Discuss difficult doctrines with your children as they mature. Address their questions. Listen to their objections. Get help if you need it. Peter Kreeft has some wonderful resources for high school students and older.

Respect you children’s free will

Sometimes I’d like to lock my children in a room or tie them up so that can’t get into any more mischief. But of course I can’t do that. As they get older, I will have less and less control over their decisions, their friends, and their past times. I cannot always be there to make sure they are being good.

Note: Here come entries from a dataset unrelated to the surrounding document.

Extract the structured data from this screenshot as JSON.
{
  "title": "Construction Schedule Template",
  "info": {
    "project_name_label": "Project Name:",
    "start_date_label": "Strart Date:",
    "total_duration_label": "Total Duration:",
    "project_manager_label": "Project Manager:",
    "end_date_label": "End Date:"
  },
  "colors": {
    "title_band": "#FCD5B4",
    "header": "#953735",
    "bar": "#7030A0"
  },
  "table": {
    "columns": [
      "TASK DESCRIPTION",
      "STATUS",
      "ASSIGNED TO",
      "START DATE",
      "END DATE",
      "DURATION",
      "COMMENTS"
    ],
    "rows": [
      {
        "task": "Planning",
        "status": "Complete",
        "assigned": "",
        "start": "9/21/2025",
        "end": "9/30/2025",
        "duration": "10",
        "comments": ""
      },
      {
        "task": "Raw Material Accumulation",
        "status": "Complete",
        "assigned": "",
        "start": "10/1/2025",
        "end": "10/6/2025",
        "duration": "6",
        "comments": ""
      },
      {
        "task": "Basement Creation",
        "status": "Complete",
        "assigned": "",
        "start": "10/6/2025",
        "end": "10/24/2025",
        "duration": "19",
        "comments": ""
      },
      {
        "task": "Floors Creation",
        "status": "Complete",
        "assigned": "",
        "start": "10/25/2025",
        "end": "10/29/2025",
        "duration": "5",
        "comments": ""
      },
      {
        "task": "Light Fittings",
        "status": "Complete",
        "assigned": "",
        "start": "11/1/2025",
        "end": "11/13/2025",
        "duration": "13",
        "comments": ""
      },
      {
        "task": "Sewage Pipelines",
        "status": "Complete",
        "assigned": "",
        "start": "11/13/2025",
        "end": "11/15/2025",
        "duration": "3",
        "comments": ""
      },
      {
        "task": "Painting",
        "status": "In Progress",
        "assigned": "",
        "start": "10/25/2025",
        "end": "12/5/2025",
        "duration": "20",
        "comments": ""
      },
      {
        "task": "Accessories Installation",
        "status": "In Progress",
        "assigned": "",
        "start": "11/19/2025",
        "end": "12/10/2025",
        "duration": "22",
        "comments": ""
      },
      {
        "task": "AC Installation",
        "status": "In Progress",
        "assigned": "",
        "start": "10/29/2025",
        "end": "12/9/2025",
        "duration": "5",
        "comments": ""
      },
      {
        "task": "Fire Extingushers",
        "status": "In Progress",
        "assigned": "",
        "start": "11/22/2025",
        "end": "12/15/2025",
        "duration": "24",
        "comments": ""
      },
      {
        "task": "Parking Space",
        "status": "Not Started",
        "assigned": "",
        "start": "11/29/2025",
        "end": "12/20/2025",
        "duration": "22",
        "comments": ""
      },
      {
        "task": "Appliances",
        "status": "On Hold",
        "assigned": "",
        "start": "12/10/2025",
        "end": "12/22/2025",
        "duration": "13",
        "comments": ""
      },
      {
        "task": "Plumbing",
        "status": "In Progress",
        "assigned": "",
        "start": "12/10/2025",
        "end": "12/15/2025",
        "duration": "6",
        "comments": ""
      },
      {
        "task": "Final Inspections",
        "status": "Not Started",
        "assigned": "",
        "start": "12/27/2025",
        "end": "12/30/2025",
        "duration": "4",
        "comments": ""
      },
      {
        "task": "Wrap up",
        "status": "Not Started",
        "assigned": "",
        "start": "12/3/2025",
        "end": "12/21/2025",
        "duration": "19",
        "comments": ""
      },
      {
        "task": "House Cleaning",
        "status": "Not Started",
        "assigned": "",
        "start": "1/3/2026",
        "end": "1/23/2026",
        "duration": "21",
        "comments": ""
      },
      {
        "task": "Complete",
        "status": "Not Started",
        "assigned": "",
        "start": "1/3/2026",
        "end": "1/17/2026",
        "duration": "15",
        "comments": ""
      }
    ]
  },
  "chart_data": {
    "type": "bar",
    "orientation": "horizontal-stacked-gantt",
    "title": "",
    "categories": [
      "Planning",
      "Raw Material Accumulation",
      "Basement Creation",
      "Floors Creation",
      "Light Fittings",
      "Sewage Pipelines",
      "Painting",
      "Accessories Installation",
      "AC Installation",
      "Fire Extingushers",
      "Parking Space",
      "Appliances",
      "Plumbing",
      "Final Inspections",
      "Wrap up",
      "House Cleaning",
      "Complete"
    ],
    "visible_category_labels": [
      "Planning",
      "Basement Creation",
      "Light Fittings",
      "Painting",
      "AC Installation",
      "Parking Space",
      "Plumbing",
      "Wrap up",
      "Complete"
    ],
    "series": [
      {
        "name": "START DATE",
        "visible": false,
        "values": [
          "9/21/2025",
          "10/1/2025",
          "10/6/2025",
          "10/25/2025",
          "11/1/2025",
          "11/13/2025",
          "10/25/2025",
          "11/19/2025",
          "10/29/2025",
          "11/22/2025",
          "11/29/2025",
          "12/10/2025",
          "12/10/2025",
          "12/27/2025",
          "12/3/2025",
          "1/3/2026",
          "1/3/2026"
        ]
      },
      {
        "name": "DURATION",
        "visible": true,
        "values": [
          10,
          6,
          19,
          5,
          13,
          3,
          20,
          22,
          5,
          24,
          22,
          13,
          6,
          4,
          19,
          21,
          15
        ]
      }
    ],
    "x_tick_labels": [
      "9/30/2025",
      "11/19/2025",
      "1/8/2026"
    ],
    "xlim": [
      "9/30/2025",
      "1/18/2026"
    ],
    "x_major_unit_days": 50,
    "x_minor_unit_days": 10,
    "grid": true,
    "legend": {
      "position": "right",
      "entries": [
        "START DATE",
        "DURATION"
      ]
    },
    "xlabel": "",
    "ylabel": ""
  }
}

Once again, I need to accept the fact that I am not God. I am not meant to be omnipresent. I must slowly let go, slowly let my boys have more freedom.

God will always be there watching over them. I don’t need to worry. I do my best (or repent when I fail), then turn them over to Him. He desires their happiness more than I do.

If I am always hovering, always being snoopy and suspicious, I may destroy my kids’ self-confidence. I need to show them they are trustworthy, if I want them to become so. I need to show them that God is in control, if I desire them ti trust Him.

So I let them make mistakes at times, as God lets me do. Then I pray and release them to Him.

Humility in parenting doesn’t mean not having standards. It does not mean being relativistic. Humility means seeing myself and my children as we are before God, and living in accordance with this knowledge. It is the perfect virtue for imperfect parents.

Connie Rossini

Share with us: Do you have any tips for parenting a choleric child? I am always in need of some help! How has humility affected your life as a parent?

2 thoughts on “Humility: the most important virtue for parents

  1. excellent- This is the attitude that works; this is the attitude that teens repect; this is the attitude the will develop deep relationships with your adult offspring

    1. Melanie, I hope you are right. It’s the only logical attitude for flawed humnan beings. However, it’s not always easy to be logical!